Use roads to raise lands
Roads in low-lying areas can be used to capture sediment by increasing the land level on one side to gradually deal with river water-level rise. This practice now occurs by chance but can be managed better. The impact can be noticeable. For instance, in Polder 2 (Shatkira, Bangladesh) the ground level has increased 15 cm on the upstream since the road was built 20 years ago. The higher ground is less prone to flooding and/or waterlogging, and farmers can grow a wider variety of dry-season crops. The land rise (75 mm/year) in this area is higher than the sea-level rise (4 mm to 8 mm/year) and the land subsidence. There is reason to use roads to trap sediment in selected low-lying coastal areas. This can be done as part of polder-level road planning, informed by hydrological mapping. The following would be required:
- Mapping of intake points into the polder and an assessment of their silt levels;
- Mapping occurs in line with the internal drainage patterns in the polder and the high-, medium-, and low-lying areas; and
- Mapping of the opportunities for (new or existing) road infrastructure to guide relatively silt-laden water to low-lying areas and depressions by diverting part of the surface flow.

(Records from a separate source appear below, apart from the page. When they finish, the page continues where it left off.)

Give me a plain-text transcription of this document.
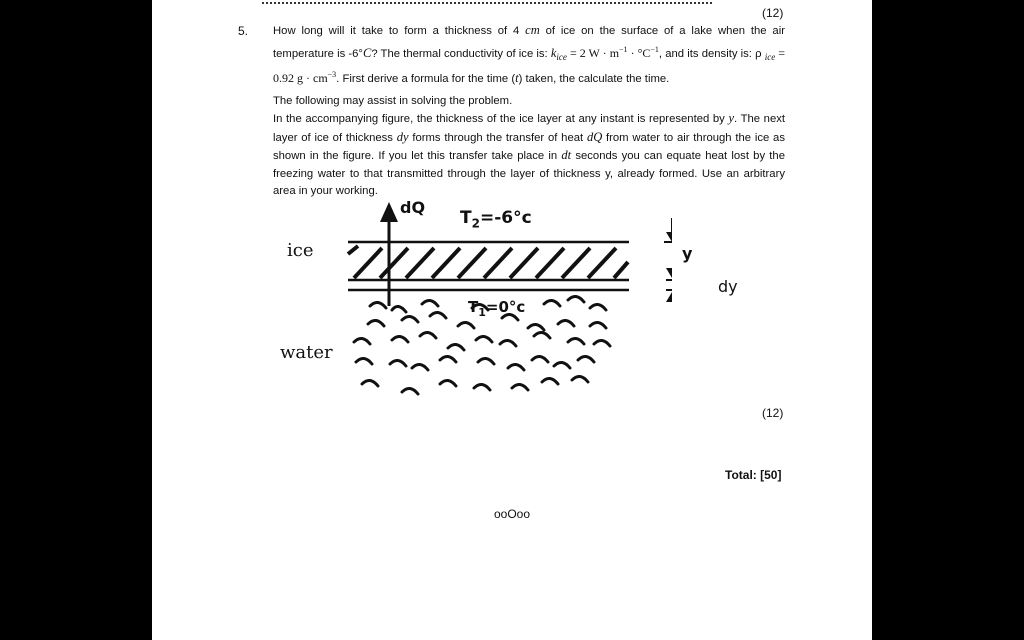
(12)
5. How long will it take to form a thickness of 4 cm of ice on the surface of a lake when the air temperature is -6°C? The thermal conductivity of ice is: $k_{ice} = 2$ $W \cdot m^{-1} \cdot ^\circ C^{-1}$, and its density is: ρ $_{ice}$ = 0.92 $g \cdot cm^{-3}$. First derive a formula for the time (t) taken, the calculate the time.
The following may assist in solving the problem.
In the accompanying figure, the thickness of the ice layer at any instant is represented by y. The next layer of ice of thickness dy forms through the transfer of heat dQ from water to air through the ice as shown in the figure. If you let this transfer take place in dt seconds you can equate heat lost by the freezing water to that transmitted through the layer of thickness y, already formed. Use an arbitrary area in your working.
ice
water
dQ
$T_2=-6^\circ c$
$T_1=0^\circ c$
y
dy
(12)
Total: [50]
ooOoo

Reuse the excavation material from canals to increase road levels
The internal drainage in low-lying areas often consists of a network of canals, usually the original coastal creeks. These canals are multifunctional: they remove excess water when required but also serve as water storage or are used for aquaculture.
Siltation of canals is a constant challenge: it will increase the water levels in these drainage canals by causing drainage congestion and waterlogging. Regular cleaning and re-excavation of canals are needed to ensure system connectivity, continuous water drainage, and more water retention inside the polder. The excavated silt can be reused systematically to create land for agriculture, increase the level of cultivated areas, increase the level of settlements, and build roads and/or embankments and flood levees.